Par: L'hon. Katherine Hay

Partager cette publication:

Maman statue, Ottawa

L’honorable Katherine Hay : Ma question s’adresse au représentant du gouvernement.

Sénateur Moreau, il y a un mois hier, les Canadiens ont été bouleversés par l’horrible tragédie qui s’est produite à Tumbler Ridge. Il ne fait aucun doute que nos pensées continuent d’accompagner les familles et la communauté, qui portent le poids de ce chagrin, jour après jour.

Dans la foulée de cette tragédie, et après qu’on ait appris que les activités de l’auteur du crime sur ChatGPT en 2025 avaient été signalées par ce système, mais n’avaient jamais été transmises à la police, le ministre Solomon a convoqué Sam Altman, le PDG d’OpenAI, à une réunion afin qu’il s’explique. Cette réunion a révélé une tendance inquiétante qui ne surprendra probablement personne. De puissantes entreprises technologiques, dont beaucoup ont une capitalisation boursière de plusieurs billions de dollars, mettent au point des algorithmes et des plateformes capables d’influencer les opinions et les comportements, en particulier ceux des jeunes, mais pas exclusivement.
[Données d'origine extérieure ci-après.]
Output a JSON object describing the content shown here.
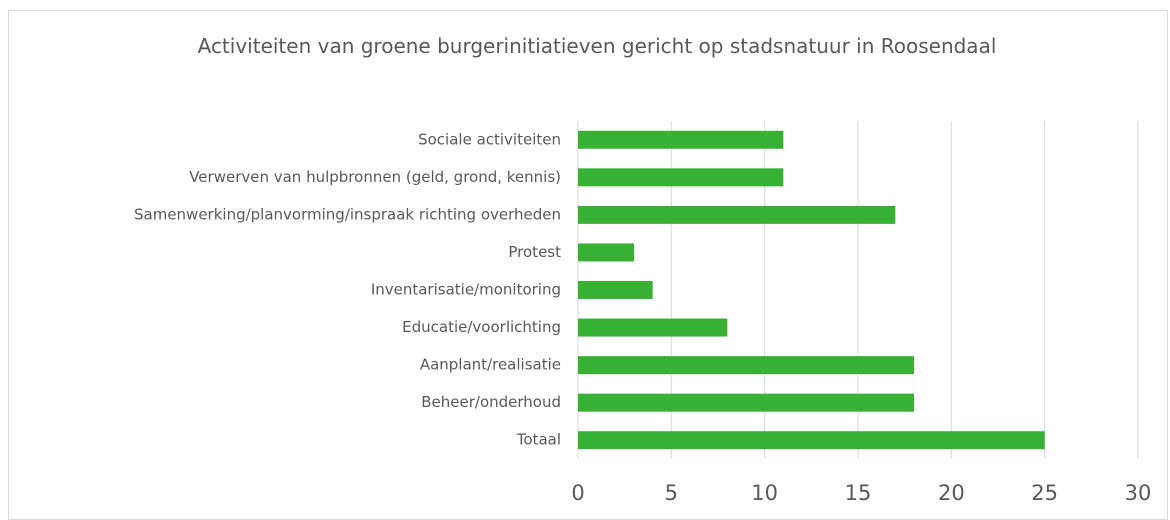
{
  "chart_data": {
    "type": "barh",
    "title": "Activiteiten van groene burgerinitiatieven gericht op stadsnatuur in Roosendaal",
    "categories": [
      "Sociale activiteiten",
      "Verwerven van hulpbronnen (geld, grond, kennis)",
      "Samenwerking/planvorming/inspraak richting overheden",
      "Protest",
      "Inventarisatie/monitoring",
      "Educatie/voorlichting",
      "Aanplant/realisatie",
      "Beheer/onderhoud",
      "Totaal"
    ],
    "values": [
      11,
      11,
      17,
      3,
      4,
      8,
      18,
      18,
      25
    ],
    "color": "#38b034",
    "xlim": [
      0,
      30
    ],
    "xticks": [
      0,
      5,
      10,
      15,
      20,
      25,
      30
    ],
    "grid": true
  }
}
Ce n’est qu’après des pressions soutenues que l’entreprise a accepté de relever les seuils de signalement…

Son Honneur le Président intérimaire : Sénatrice Hay, merci.

L’honorable Pierre Moreau (représentant du gouvernement au Sénat) : Je présume que la question qui allait être posée est : « Que fera le gouvernement pour s’assurer que ces éléments soient pris en considération? »
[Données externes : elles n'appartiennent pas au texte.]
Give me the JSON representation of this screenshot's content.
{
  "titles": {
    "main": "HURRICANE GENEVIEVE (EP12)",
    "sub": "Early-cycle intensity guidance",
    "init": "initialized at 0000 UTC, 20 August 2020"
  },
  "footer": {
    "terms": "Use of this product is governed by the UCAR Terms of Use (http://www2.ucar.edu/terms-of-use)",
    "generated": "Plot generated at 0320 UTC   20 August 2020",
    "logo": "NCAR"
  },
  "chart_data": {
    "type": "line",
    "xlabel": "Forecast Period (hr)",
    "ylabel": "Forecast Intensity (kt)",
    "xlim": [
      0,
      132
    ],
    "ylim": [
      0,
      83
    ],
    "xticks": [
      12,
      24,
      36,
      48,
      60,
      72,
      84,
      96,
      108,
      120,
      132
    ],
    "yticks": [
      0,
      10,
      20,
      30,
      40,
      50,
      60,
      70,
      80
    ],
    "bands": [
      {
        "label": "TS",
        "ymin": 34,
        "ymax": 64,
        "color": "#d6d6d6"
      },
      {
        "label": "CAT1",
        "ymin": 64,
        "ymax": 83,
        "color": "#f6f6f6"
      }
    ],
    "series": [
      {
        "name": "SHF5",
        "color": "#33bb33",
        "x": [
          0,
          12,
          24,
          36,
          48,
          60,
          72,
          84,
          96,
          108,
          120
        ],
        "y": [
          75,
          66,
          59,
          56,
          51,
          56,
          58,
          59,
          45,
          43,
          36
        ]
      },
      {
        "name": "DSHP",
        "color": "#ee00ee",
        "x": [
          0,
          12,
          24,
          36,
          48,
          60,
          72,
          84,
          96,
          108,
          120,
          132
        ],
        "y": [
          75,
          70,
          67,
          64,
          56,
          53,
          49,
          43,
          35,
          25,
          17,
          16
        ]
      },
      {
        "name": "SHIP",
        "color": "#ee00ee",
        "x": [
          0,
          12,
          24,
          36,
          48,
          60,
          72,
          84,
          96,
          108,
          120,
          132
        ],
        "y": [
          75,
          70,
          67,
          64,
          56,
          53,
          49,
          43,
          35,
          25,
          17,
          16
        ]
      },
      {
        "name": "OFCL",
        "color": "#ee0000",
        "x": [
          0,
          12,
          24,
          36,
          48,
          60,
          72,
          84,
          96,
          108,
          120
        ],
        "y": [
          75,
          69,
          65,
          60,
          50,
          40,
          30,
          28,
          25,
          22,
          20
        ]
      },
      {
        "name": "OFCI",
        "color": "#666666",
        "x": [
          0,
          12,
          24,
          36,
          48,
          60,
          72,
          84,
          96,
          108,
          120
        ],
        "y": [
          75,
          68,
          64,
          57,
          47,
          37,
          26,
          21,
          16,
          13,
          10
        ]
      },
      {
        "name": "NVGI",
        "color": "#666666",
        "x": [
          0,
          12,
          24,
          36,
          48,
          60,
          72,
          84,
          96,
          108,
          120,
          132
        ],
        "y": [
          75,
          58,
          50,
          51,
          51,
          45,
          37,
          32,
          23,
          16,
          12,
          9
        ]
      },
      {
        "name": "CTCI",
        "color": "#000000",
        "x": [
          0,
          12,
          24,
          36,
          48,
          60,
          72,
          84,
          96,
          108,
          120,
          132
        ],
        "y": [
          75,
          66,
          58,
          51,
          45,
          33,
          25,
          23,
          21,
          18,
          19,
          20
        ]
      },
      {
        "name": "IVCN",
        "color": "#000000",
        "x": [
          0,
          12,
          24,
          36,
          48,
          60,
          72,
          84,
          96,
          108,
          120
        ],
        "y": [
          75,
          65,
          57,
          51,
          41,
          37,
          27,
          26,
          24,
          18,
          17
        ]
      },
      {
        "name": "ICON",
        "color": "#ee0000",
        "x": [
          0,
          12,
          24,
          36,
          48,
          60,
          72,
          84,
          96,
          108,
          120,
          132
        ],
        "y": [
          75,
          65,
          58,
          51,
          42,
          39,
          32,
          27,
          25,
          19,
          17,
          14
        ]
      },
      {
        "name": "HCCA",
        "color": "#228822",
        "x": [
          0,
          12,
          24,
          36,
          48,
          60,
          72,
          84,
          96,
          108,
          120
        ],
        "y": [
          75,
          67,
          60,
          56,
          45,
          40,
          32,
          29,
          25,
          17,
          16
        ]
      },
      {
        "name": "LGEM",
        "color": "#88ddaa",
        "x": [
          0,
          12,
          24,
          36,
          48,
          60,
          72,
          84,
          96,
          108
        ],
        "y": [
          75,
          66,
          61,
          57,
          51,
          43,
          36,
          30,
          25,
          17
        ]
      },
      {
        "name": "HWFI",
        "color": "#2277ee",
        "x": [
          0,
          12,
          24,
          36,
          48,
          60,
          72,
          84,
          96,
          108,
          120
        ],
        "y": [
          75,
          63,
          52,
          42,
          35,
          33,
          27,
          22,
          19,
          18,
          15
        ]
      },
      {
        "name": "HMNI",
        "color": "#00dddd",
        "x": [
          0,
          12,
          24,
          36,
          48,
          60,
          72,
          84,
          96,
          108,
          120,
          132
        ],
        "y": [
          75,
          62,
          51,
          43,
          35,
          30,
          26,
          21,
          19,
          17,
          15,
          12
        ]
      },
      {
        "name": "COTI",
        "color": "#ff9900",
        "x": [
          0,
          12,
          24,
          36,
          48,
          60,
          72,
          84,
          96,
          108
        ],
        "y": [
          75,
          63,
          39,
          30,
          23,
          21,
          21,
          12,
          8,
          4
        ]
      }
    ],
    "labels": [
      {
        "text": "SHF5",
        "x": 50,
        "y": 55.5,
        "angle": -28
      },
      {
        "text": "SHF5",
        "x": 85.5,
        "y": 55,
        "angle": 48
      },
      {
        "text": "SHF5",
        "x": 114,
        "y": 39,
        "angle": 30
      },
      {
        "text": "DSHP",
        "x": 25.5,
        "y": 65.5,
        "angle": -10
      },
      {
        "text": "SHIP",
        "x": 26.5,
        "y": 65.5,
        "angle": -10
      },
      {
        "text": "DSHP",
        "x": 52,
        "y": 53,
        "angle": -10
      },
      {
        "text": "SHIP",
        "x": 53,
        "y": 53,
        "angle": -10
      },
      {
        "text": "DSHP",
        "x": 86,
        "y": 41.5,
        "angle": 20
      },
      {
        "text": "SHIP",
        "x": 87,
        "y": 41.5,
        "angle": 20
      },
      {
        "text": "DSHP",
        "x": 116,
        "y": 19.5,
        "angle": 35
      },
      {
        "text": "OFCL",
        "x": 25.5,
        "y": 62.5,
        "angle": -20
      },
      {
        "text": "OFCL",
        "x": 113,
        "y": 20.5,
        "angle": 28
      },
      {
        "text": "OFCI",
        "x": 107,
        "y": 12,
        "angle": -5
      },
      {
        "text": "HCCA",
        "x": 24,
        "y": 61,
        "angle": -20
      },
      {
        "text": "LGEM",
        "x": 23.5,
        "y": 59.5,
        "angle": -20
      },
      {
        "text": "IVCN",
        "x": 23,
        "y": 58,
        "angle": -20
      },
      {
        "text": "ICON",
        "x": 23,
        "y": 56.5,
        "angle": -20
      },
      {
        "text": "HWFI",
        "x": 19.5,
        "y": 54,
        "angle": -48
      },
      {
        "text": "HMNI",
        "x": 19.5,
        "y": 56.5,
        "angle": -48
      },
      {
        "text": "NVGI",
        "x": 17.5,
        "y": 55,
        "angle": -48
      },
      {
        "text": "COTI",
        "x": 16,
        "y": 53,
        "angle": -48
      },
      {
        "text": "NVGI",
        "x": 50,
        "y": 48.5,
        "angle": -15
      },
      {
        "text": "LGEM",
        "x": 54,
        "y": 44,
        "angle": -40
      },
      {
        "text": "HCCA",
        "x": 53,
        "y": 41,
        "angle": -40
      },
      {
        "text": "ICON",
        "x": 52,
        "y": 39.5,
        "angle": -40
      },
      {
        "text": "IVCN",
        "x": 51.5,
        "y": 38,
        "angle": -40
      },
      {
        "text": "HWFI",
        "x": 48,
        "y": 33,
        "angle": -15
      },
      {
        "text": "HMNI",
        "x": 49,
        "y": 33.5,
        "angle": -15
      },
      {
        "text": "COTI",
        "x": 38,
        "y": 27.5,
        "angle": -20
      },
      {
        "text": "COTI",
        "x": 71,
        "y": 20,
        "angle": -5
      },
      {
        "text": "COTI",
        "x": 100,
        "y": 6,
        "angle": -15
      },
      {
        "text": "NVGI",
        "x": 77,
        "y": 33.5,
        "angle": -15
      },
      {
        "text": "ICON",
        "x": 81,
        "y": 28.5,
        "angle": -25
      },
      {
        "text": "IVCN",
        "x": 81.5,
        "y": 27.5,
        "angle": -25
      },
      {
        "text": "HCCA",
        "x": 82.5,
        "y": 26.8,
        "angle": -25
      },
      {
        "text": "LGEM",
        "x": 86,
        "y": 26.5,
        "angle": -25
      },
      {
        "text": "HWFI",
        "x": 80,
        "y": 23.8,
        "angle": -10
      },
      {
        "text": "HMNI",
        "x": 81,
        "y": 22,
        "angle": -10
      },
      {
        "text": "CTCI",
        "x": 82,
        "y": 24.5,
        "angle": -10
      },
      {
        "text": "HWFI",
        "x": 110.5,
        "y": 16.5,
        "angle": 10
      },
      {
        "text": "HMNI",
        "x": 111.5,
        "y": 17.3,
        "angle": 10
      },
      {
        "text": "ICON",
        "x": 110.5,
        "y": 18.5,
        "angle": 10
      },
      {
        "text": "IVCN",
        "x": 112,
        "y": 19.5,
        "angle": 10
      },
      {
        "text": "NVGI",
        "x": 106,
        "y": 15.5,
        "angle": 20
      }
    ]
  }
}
Les ministres de la Sécurité publique, de l’Intelligence artificielle et de l’Innovation numérique, de la Justice, ainsi que de l’Identité et de la Culture canadiennes ont tous rencontré les représentants d’OpenAI afin de discuter des protocoles de sécurité, de la procédure de signalement et du fonctionnement de l’entreprise au Canada. Le gouvernement a exigé la prise d’un certain nombre de mesures, notamment la mise en place d’une liaison directe entre OpenAI et la GRC, ainsi que de nouveaux protocoles de sécurité qui orienteraient les personnes en détresse vers les services d’aide locaux.
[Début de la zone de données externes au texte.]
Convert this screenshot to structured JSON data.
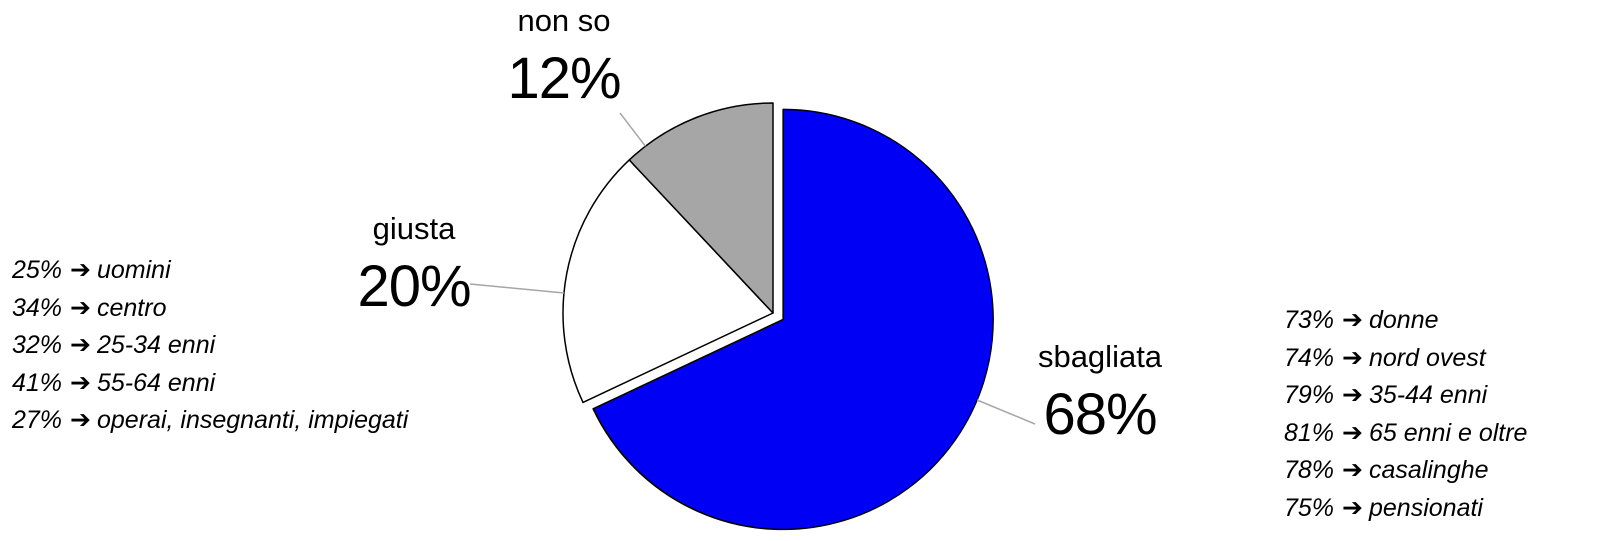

Les Canadiens, tout comme le gouvernement, s’attendent à ce que les plateformes en ligne disposent de protocoles rigoureux en matière de sécurité et de signalement.

La sénatrice Hay : Merci. Je dirais que les entreprises de médias sociaux, qui ont les moyens de créer les bons algorithmes, doivent également assumer leurs responsabilités.

Les Canadiens recherchent une approche nationale qui contribue à instaurer la confiance dont parle le ministre Solomon quand il affirme que « la technologie évolue à la vitesse de l’innovation, mais l’adoption évolue à la vitesse de la confiance ». Pouvez-vous nous donner des informations à jour sur le calendrier prévu?

Le sénateur Moreau : Merci.

Je ne peux pas spéculer sur un calendrier précis, mais le ministre Solomon sera ici à la mi-avril pour participer à une réunion en comité plénier. Ce sera le moment idéal pour lui poser directement la question. Je sais que le ministre examine toutes les solutions, y compris la présentation d’une mesure législative, afin d’assurer la sécurité des Canadiens en matière d’intelligence artificielle.